KONAK’TA SANAT VAR

Dubai bölgesinin yıldız etkinliği 13. Sharjah Bienali, bu sene formatında bir ilki gerçekleştirerek hepimizi heyecanlandırdı. Sergi ve etkinlikleri, 1 yılı aşkın bir zamana yayılacak şekilde farklı kentlerde izleyiciyle buluşturan bienal ekibi; Dakar, Sharjah, Ramallah ve Beyrut’un yanında İstanbul’u da ev sahibi şehirlerden biri yaptı. Christine Tohmé’nin küratörlüğünü üstlendiği 13. Sharjah Bienali’nin kavramsal çerçevesi, “dalgalanma, çalkantı, kabarma, inişli çıkışlı form” anlamına gelen “Tamawuj” ifadesiyle özetleniyor. Projenin İstanbul ayağında ise doğanın döngüsünden yola çıkan ekip, bahar ve tohum kelimeleri üzerine temayı inşa ediyor.

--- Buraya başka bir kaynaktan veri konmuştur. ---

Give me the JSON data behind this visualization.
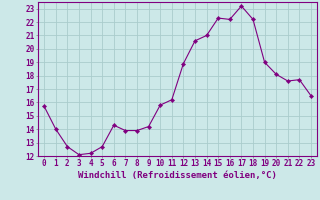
{
  "x": [
    0,
    1,
    2,
    3,
    4,
    5,
    6,
    7,
    8,
    9,
    10,
    11,
    12,
    13,
    14,
    15,
    16,
    17,
    18,
    19,
    20,
    21,
    22,
    23
  ],
  "y": [
    15.7,
    14.0,
    12.7,
    12.1,
    12.2,
    12.7,
    14.3,
    13.9,
    13.9,
    14.2,
    15.8,
    16.2,
    18.9,
    20.6,
    21.0,
    22.3,
    22.2,
    23.2,
    22.2,
    19.0,
    18.1,
    17.6,
    17.7,
    16.5
  ],
  "line_color": "#800080",
  "marker": "D",
  "marker_size": 2.2,
  "bg_color": "#cce8e8",
  "grid_color": "#aacccc",
  "xlabel": "Windchill (Refroidissement éolien,°C)",
  "ylim": [
    12,
    23.5
  ],
  "xlim": [
    -0.5,
    23.5
  ],
  "yticks": [
    12,
    13,
    14,
    15,
    16,
    17,
    18,
    19,
    20,
    21,
    22,
    23
  ],
  "xticks": [
    0,
    1,
    2,
    3,
    4,
    5,
    6,
    7,
    8,
    9,
    10,
    11,
    12,
    13,
    14,
    15,
    16,
    17,
    18,
    19,
    20,
    21,
    22,
    23
  ],
  "label_color": "#800080",
  "font_size": 5.5,
  "xlabel_font_size": 6.5,
  "border_color": "#808080",
  "spine_color": "#800080"
}
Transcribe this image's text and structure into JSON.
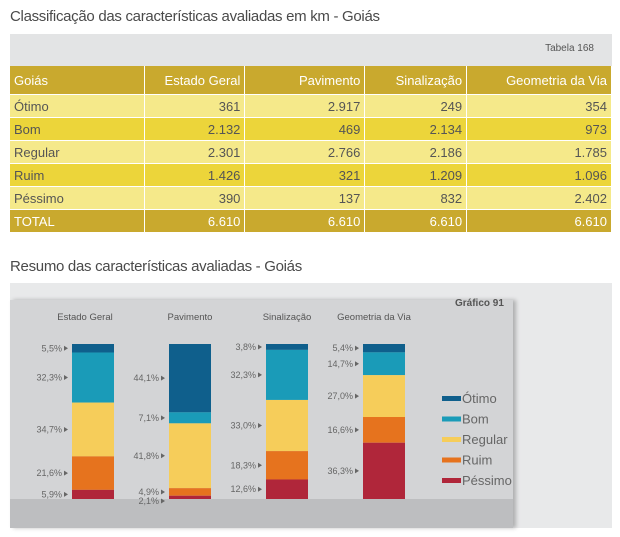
{
  "table_title": "Classificação das características avaliadas em km -  Goiás",
  "table_number": "Tabela 168",
  "table": {
    "headers": [
      "Goiás",
      "Estado Geral",
      "Pavimento",
      "Sinalização",
      "Geometria da Via"
    ],
    "rows": [
      [
        "Ótimo",
        "361",
        "2.917",
        "249",
        "354"
      ],
      [
        "Bom",
        "2.132",
        "469",
        "2.134",
        "973"
      ],
      [
        "Regular",
        "2.301",
        "2.766",
        "2.186",
        "1.785"
      ],
      [
        "Ruim",
        "1.426",
        "321",
        "1.209",
        "1.096"
      ],
      [
        "Péssimo",
        "390",
        "137",
        "832",
        "2.402"
      ],
      [
        "TOTAL",
        "6.610",
        "6.610",
        "6.610",
        "6.610"
      ]
    ]
  },
  "chart_title": "Resumo das características avaliadas - Goiás",
  "chart_number": "Gráfico 91",
  "chart_data": {
    "type": "bar",
    "stacked": true,
    "percent": true,
    "categories": [
      "Estado Geral",
      "Pavimento",
      "Sinalização",
      "Geometria da Via"
    ],
    "series": [
      {
        "name": "Ótimo",
        "color": "#0f5f8c",
        "values": [
          5.5,
          44.1,
          3.8,
          5.4
        ],
        "labels": [
          "5,5%",
          "44,1%",
          "3,8%",
          "5,4%"
        ]
      },
      {
        "name": "Bom",
        "color": "#1a9bb8",
        "values": [
          32.3,
          7.1,
          32.3,
          14.7
        ],
        "labels": [
          "32,3%",
          "7,1%",
          "32,3%",
          "14,7%"
        ]
      },
      {
        "name": "Regular",
        "color": "#f6cd5a",
        "values": [
          34.7,
          41.8,
          33.0,
          27.0
        ],
        "labels": [
          "34,7%",
          "41,8%",
          "33,0%",
          "27,0%"
        ]
      },
      {
        "name": "Ruim",
        "color": "#e6731e",
        "values": [
          21.6,
          4.9,
          18.3,
          16.6
        ],
        "labels": [
          "21,6%",
          "4,9%",
          "18,3%",
          "16,6%"
        ]
      },
      {
        "name": "Péssimo",
        "color": "#b0263a",
        "values": [
          5.9,
          2.1,
          12.6,
          36.3
        ],
        "labels": [
          "5,9%",
          "2,1%",
          "12,6%",
          "36,3%"
        ]
      }
    ],
    "legend": "right"
  }
}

Sultanahmet’teki büyüleyici tarihi yapı, Abud Efendi Konağı’nda, Zeynep Öz küratörlüğünde gerçekleşen “Bahar” isimli sergi, Eylül’ü beklerken kabaran bienal özlemimizi dindirdi diyebilirim. Doğanın yeniden dirilişini, baharı, tohumların canlanması ve filizlenmesini metaforik bir kaynak olarak ele alan bienal, sanat eseri üretimi, sanatçının fikirsel besin kaynakları gibi katmanları irdeliyor. Ana girişten bahçeye adım attığınızda ilk karşınıza çıkan, kapısı yasemin çiçeklerinin kokusu arkasına gizlenmiş tonozlu bir oda oluyor. Fatma Belkıs’ın “Bataklıkta Fert Değil” isimli enstalasyonunu barındıran bu alan, karanlık ve rutubetli ortamında uçuşan turna kuşlarının meskeni olmuş. Kurgulanmış bir bataklığı canlandıran Belkıs, odağını, bu toprak alanın zemin yapısına değil sazlığından balığına, üzerinde uçan kuşuna kadar orayı bataklık yapanlara çeviriyor. Bana varoluş ve aidiyet kavramlarını farklı bir açıdan düşündüren bu iş, sergiye etkileyici bir start veriyor.

Binaya girdiğinizde burnunuza gelen egzotik kokunun tamamlayıcısı enstalasyon ise yine bir odaya konumlanmış. João Modé, konağın bir odasını tamamen toprak ve büyük boyutlu, yemyeşil bitkilerle donatmış. Kaktüsten palmiyeye, yosundan çeşitli endemik türlere kadar bir sürü bitkiyi mekâna adeta istifleyen Modé, yapay bir doğa parçası yaratarak kök ve değerlerimize dair sembolik bir hatırlatmada bulunuyor. Bu çarpıcı yerleştirmeye eşlik eden “Esans / Brezilya’dan Tohumlar” başlıklı işi keşfetmek ise size kalmış. Etrafa serpiştirilen tohumlardan gelen kokuya zihninizi yönlendirdiğinizde kokunun, bireyin alan algısını şekillendirme gücünü de deneyimlemiş olacaksınız.

Yine giriş kattaki bir odada yer alan, Pınar Öğrenci’ye ait video çalışması da benim favorilerimden. Sanatçı, Van Gölü’nde yaşayan, gölün sodalı sularında üreyemediği için her sene baharda tatlı sulara doğru yol alıp yumurta bırakan inci kefali göçünü görsel olarak kendi yaşam alanıyla birleştirmiş. Bir özdeşleştirmenin izini sürdüğümü hissettiğim bu video; zorluklara rağmen yol alma, yaşam ve varoluş mücadelesi, direniş ve göç gibi konulara dair yaklaşımın özgünlüğüyle beni etkiledi.  Serginin öne çıkan ortak üretimlerinden biri de Burcu Yağcıoğlu & Ülgen Semerci imzası taşıyan enstalasyon. Dev bir patates ile filizlendiği tarlası olan konağı; mitolojik, sembolik ve soyut çağrışımların hakim olduğu bir yorumlar bütünü şeklinde izleyiciyle paylaşıyor. Lateks yerleştirmenin biçimsizliği ile kolaj ve resimlerin estetik dilinin oluşturduğu zıtlığı da anlamlı buldum.

Diyalog, kavrama ve karşılaşma kavramlarını irdeleyen Merve Ertufan ise “Bir Cevap Şaşırtabilir mi?” isimli video enstalasyonuyla beğenimi kazanan diğer isimlerden. Hemen hepsi site-spesific özellikler gösteren ve mekânla daha da yücelen eserleri görmek için 10 Haziran’a kadar vaktiniz var.